I consider this a localized form of streptococcal infection. Dogs with NF tend to develop extensive soft tissue sloughing along facial planes. Fascia is dense connective tissue which covers the muscles. Usually this syndrome presents as large areas of skin and the underlying fatty tissue dying and peeling away, hence it has been called "flesh eating bacteria". Many of these dogs will survive with debridement or clearing away of the dead tissue, but healing is prolonged and skin grafts are often necessary. Long-term management is intense with frequent bandage changes, cleaning of the wounds, antibiotic therapy and the need for multiple anesthetic procedures to repair and reconstruct the damaged areas. The areas I've seen involved are often the hock joints, the flanks and the abdominal skin.

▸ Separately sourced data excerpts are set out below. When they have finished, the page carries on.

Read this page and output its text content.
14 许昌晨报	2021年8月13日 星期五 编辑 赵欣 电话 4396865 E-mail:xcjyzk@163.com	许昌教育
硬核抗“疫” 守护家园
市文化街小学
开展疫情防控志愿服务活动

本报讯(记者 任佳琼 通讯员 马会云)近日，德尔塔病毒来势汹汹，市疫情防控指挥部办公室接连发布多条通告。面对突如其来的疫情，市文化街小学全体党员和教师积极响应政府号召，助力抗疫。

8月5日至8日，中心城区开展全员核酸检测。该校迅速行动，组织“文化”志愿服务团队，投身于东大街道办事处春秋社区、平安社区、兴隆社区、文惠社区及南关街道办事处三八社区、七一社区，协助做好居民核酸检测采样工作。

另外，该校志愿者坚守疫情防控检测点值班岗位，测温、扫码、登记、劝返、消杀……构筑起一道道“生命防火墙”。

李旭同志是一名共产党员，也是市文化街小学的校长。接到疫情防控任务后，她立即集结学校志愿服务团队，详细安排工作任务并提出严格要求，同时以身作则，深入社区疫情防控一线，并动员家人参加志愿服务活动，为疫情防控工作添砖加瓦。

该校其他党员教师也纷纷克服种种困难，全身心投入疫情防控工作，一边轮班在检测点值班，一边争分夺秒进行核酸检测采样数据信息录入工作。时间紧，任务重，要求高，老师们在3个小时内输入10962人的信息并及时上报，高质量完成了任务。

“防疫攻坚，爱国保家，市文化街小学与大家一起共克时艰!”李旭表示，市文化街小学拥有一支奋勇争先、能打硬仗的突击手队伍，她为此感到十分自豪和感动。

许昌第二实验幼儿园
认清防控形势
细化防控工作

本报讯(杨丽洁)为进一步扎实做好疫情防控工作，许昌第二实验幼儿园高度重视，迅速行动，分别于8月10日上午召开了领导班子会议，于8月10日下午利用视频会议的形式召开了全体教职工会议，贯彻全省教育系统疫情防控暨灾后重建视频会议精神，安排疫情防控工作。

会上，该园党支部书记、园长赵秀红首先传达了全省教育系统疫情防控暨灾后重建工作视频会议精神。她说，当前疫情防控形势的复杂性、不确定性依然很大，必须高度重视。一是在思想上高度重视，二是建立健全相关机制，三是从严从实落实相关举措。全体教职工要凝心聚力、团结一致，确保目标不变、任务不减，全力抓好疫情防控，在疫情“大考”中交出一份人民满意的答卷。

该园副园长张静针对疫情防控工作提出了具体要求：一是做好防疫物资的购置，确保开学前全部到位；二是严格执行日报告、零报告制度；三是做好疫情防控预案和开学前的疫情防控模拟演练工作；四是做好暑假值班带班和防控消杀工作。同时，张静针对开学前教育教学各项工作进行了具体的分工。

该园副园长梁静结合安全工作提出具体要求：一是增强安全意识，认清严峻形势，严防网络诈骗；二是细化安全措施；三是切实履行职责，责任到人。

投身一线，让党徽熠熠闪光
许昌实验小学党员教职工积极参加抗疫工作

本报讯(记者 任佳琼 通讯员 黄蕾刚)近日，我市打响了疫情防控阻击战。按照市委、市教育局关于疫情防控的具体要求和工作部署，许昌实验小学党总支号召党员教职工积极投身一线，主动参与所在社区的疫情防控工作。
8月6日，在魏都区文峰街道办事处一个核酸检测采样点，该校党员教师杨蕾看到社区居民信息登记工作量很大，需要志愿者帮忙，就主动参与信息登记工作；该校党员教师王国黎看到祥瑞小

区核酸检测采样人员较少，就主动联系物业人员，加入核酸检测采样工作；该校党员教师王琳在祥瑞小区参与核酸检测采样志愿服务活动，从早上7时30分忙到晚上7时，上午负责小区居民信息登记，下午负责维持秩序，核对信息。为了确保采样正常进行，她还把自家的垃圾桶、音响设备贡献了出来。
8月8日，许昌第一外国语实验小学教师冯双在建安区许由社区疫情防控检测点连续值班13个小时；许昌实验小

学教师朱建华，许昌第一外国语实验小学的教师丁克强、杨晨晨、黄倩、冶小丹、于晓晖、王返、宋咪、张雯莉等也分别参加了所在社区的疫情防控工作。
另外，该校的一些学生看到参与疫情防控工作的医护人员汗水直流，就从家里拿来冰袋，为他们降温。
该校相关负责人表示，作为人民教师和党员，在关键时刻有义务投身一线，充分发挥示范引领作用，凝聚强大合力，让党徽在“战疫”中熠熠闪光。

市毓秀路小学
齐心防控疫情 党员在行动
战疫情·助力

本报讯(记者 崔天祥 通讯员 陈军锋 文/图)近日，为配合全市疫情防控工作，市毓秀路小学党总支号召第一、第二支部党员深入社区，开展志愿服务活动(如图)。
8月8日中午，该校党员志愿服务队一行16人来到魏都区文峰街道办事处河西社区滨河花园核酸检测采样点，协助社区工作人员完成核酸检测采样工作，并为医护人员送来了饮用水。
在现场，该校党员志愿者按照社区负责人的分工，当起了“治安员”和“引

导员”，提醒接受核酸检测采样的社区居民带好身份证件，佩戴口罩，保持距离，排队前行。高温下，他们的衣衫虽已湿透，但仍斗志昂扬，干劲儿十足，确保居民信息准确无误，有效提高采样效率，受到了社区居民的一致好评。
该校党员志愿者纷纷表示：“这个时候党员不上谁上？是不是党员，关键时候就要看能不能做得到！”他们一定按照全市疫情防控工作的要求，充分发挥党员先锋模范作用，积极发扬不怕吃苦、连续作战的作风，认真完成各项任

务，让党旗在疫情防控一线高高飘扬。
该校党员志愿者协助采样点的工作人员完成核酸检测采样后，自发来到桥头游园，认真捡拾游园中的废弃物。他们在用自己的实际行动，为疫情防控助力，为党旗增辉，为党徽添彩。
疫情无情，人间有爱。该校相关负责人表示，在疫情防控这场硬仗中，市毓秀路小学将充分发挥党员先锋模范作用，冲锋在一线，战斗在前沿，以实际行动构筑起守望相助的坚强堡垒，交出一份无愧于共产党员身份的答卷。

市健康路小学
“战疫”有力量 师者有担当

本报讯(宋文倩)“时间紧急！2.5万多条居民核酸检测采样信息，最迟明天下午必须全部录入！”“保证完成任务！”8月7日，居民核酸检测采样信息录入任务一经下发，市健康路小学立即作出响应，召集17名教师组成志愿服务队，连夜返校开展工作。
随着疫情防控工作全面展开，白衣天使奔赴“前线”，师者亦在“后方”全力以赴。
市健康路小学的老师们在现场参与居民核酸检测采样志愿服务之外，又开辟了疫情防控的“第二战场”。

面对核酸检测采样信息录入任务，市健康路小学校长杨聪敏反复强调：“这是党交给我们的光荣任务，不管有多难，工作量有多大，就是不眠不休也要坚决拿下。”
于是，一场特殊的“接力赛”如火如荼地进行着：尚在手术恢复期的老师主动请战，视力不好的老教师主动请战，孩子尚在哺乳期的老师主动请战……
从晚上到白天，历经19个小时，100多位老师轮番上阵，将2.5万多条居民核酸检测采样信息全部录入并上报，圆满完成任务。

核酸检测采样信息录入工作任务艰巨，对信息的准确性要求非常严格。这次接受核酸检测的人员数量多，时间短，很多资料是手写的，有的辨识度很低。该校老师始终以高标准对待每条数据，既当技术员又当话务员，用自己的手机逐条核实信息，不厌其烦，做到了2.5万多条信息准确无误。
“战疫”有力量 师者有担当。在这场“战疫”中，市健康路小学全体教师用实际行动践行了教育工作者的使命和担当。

Streptococcal Toxic Shock Syndrome
STSS seems to be a generalized or systemic form of streptococcal infection. Streptococcus canis in a potent exotoxin producer and it is thought that in cases of STSS the toxin may be responsible for the rapid progression of sepsis, shock and multiorgan failure (MODS). On necropsy these dogs show severe edema of the gastrointestinal tract, congestion of multiple organs, severe pulmonary (lung) congestion and evidence of thromboembolism (blood clots) all pointing to shock due to sepsis or toxemia. These dogs typically die within 24-48 hours in spite of aggressive fluid therapy, antibiotic treatment and intensive supportive care.